Stolen Futures
How colonial education confined Māori aspirations for generations.
By Dr Harpreet Singh | drhsinghnz.substack.com | FB: @DrHSinghNZ
Colonial education did not teach Māori to read; it taught them to forget. - Dr Harpreet Singh
Author’s Note: This article explains why Māori remain underrepresented in higher education and professional careers. It traces this inequity to the deliberate policies of the Native Schools system, which for over a century suppressed te reo Māori, sidelined Māori knowledge, and imposed a curriculum designed to limit aspirations. These systemic barriers created generational cycles of disadvantage. Equity measures today are not about special treatment; they are about correcting a profound historical injustice and restoring opportunities that were intentionally denied.
Education as a Tool of Control
Education is often described as the great equaliser, a pathway to opportunity, empowerment, and progress. But history tells a different story when education becomes a tool of control. In Aotearoa New Zealand, the Native Schools system, established under the Native Schools Act 1867, was not designed to uplift Māori communities. It was designed to assimilate them, and in doing so, it deliberately narrowed futures and lowered expectations for generations.
The Bargain That Was Never Equal
After the New Zealand Wars, the government introduced a separate school system for Māori. On the surface, it looked like an offer of education. In reality, it was a bargain stacked against Māori communities. Villages had to request a school, donate land, and contribute funds, while the Crown retained full control over curriculum, language policy, and teacher appointments. This was not a partnership; it was colonial dominance disguised as benevolence.
Curriculum Designed to Limit
The Native Schools curriculum was not neutral. It was engineered to produce a specific outcome: Māori children who could function in a European economy but never challenge its hierarchy. Lessons focused on basic English literacy, enough to follow instructions but not enough for intellectual advancement. Boys were trained in manual labour skills such as agriculture and carpentry, while girls were taught domestic skills like cooking and sewing. Higher education and professional careers were never part of the plan. The message was clear: aim low, know your place.
Silencing a Language, Erasing a Worldview
Te reo Māori was first tolerated, then banned. Children were punished for speaking their mother tongue, even in the playground. This wasn’t just about words; it was about identity. When a child learns that their language is “wrong,” they stop using it at home and hesitate to pass it on. By the mid-20th century, te reo Māori was on the brink of extinction. But the loss went deeper. Language carries culture, philosophy, and worldview. Silencing te reo meant severing Māori from whakapapa, karakia, and mōteatea, the intellectual and spiritual systems that shaped their world.
Psychological Chains: Lowered Expectations
The most insidious effect of the Native Schools system was psychological. By limiting what Māori children learned, the state limited what they could imagine for themselves. This created a cycle of deficit thinking, where underachievement was seen as a personal failing rather than the result of systemic oppression. Generations grew up believing that leadership, law, medicine, and academia were “not for them.” Futures were not just narrowed; they were deliberately fenced in.

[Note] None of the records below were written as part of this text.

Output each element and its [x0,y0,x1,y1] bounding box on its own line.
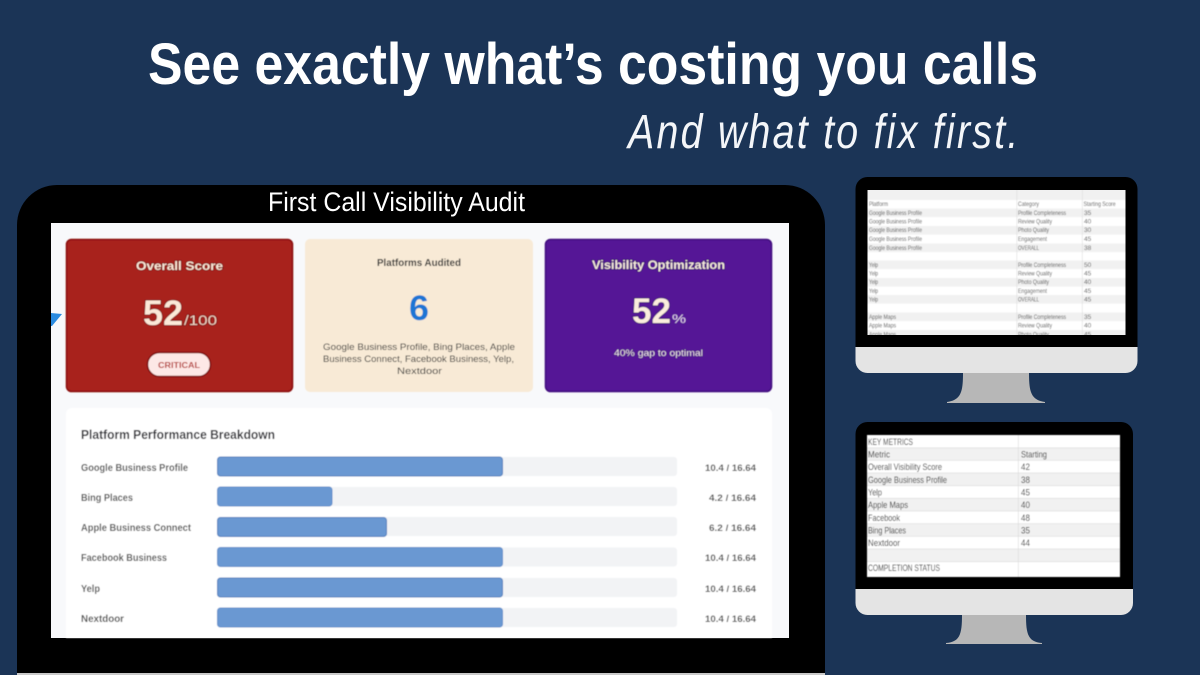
key metrics rows: Nextdoor [868,538,900,549]
overall score max: /100 [184,312,217,328]
spreadsheet rows: Apple Maps [869,314,897,321]
row: Google Business Profile: 10.4 / 16.64 [705,463,757,474]
monitor chin [856,589,1133,615]
monitor chin [856,347,1138,373]
row: Apple Business Connect [81,517,757,536]
row: Apple Business Connect: 6.2 / 16.64 [709,523,757,534]
gap note: 40% gap to optimal [614,348,703,359]
key metrics rows: Yelp [868,488,882,498]
row: Yelp: 10.4 / 16.64 [705,584,757,595]
row: Facebook Business [81,548,757,566]
laptop mockup [17,185,825,675]
monitor: key metrics spreadsheet [856,422,1133,644]
laptop base edge [17,673,825,675]
spreadsheet rows: Yelp [869,262,878,269]
spreadsheet rows: 45 [1084,288,1092,295]
percent sign: % [672,312,686,326]
spreadsheet rows: Review Quality [1018,218,1053,226]
spreadsheet rows [869,201,1116,338]
spreadsheet rows: Engagement [1018,288,1047,295]
row: Facebook Business: Facebook Business [81,553,167,564]
critical badge [148,352,210,376]
spreadsheet rows: Google Business Profile [869,218,922,226]
spreadsheet rows: Apple Maps [869,322,897,330]
platforms audited label: Platforms Audited [377,257,461,269]
visibility value: 52 [632,292,671,331]
row: Google Business Profile: Google Business Profile [81,463,188,474]
key metrics rows: 38 [1021,475,1030,486]
spreadsheet rows: 40 [1084,218,1092,226]
spreadsheet rows: Yelp [869,296,878,304]
spreadsheet rows: 50 [1084,262,1092,269]
subtitle: And what to fix first. [625,105,1018,159]
laptop heading: First Call Visibility Audit [268,187,525,217]
spreadsheet rows: Starting Score [1084,201,1116,208]
spreadsheet rows: Google Business Profile [869,210,922,217]
key metrics rows: Facebook [868,513,900,524]
row: Nextdoor: 10.4 / 16.64 [705,614,757,625]
spreadsheet rows: 35 [1084,210,1092,217]
spreadsheet rows: Yelp [869,279,878,286]
monitor frame [856,422,1133,589]
key metrics rows: Apple Maps [868,500,908,511]
monitor: platform scores spreadsheet [856,177,1138,403]
spreadsheet rows: Review Quality [1018,270,1053,278]
platforms count: 6 [409,289,429,328]
spreadsheet rows: Profile Completeness [1018,314,1067,321]
spreadsheet rows: Apple Maps [869,332,897,338]
spreadsheet screen [868,190,1126,335]
row: Apple Business Connect: Apple Business Connect [81,523,192,534]
key metrics rows: 45 [1021,488,1030,498]
key metrics rows: Overall Visibility Score [868,462,942,473]
critical badge: CRITICAL [158,360,200,370]
spreadsheet rows: 45 [1084,332,1092,338]
platforms list: Nextdoor [397,366,442,377]
key metrics rows: 35 [1021,526,1030,536]
row: Bing Places: 4.2 / 16.64 [709,493,757,504]
title: See exactly what’s costing you calls [148,32,1038,97]
key metrics rows: KEY METRICS [868,437,913,448]
spreadsheet rows: Google Business Profile [869,245,922,252]
key metrics rows: 44 [1021,538,1030,549]
monitor stand [947,373,1045,403]
platforms list [323,342,515,377]
spreadsheet rows: Platform [869,201,888,208]
key metrics rows: COMPLETION STATUS [868,563,940,574]
key metrics rows: Bing Places [868,526,906,536]
monitor stand [946,615,1042,644]
row: Nextdoor: Nextdoor [81,614,124,625]
spreadsheet rows: 45 [1084,270,1092,278]
spreadsheet rows: Photo Quality [1018,227,1050,234]
spreadsheet rows: OVERALL [1018,296,1039,304]
key metrics rows: 40 [1021,500,1030,511]
key metrics rows [868,437,1047,574]
spreadsheet rows: OVERALL [1018,245,1039,252]
spreadsheet rows: 38 [1084,245,1092,252]
spreadsheet rows: Profile Completeness [1018,262,1067,269]
overall score label: Overall Score [136,259,223,273]
blue wedge [51,313,62,326]
spreadsheet rows: Review Quality [1018,322,1053,330]
panel: overall score [66,240,292,392]
row: Google Business Profile [81,457,757,476]
spreadsheet rows: Yelp [869,270,878,278]
monitor frame [856,177,1138,347]
spreadsheet rows: Engagement [1018,236,1047,243]
panel: platform performance breakdown [66,408,772,638]
row: Nextdoor [81,608,757,627]
platforms list: Google Business Profile, Bing Places, Apple [323,342,515,353]
spreadsheet rows: 30 [1084,227,1092,234]
spreadsheet rows: 35 [1084,314,1092,321]
visibility label: Visibility Optimization [592,258,725,272]
key metrics screen [867,435,1120,577]
spreadsheet rows: 45 [1084,236,1092,243]
spreadsheet rows: Photo Quality [1018,279,1050,286]
key metrics rows: Google Business Profile [868,475,947,486]
spreadsheet rows: 45 [1084,296,1092,304]
spreadsheet rows: Profile Completeness [1018,210,1067,217]
key metrics rows: Metric [868,450,890,460]
key metrics rows: 42 [1021,462,1030,473]
row: Yelp [81,578,757,597]
spreadsheet rows: Photo Quality [1018,332,1050,338]
breakdown heading: Platform Performance Breakdown [81,428,275,442]
row: Facebook Business: 10.4 / 16.64 [705,553,757,564]
key metrics rows: 48 [1021,513,1030,524]
spreadsheet rows: Yelp [869,288,878,295]
overall score value: 52 [143,294,183,333]
laptop screen [51,223,789,638]
row: Yelp: Yelp [81,584,100,595]
row: Bing Places: Bing Places [81,493,133,504]
spreadsheet rows: Google Business Profile [869,236,922,243]
key metrics rows: Starting [1021,450,1047,460]
spreadsheet rows: 40 [1084,279,1092,286]
spreadsheet rows: Google Business Profile [869,227,922,234]
spreadsheet rows: Category [1018,201,1040,208]
panel: platforms audited [305,239,533,392]
laptop frame [17,185,825,673]
panel: visibility optimization [546,240,772,392]
spreadsheet rows: 40 [1084,322,1092,330]
platforms list: Business Connect, Facebook Business, Yelp, [323,354,514,365]
row: Bing Places [81,487,757,506]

The Shadow That Still Falls
These policies didn’t just shape the past; they cast a long shadow over the present. Educational disparities, income gaps, and stereotypes about Māori capability all trace back to this system. When today’s political rhetoric dismisses Māori language and culture as “woke” or “social engineering,” it echoes the same logic: that Māori identity should be constrained to fit a monocultural norm.
Learning From History
History is not just about what happened; it is about what we choose to learn from it. The Native Schools system shows how education can be weaponised to control futures. It reminds us that revitalising te reo Māori and embracing Māori knowledge is not “virtue-signalling.” It is justice. It is the restoration of possibilities that were stolen.
A Future Without Boundaries
If education once narrowed futures, it can now expand them. Every kōhanga reo, every kura kaupapa, every bilingual sign is a step toward undoing a century of engineered limitation. The question is: will we allow history to repeat itself, or will we choose a future where all children can dream without boundaries?


My parents attended Native Schools destined to be maids and labourers.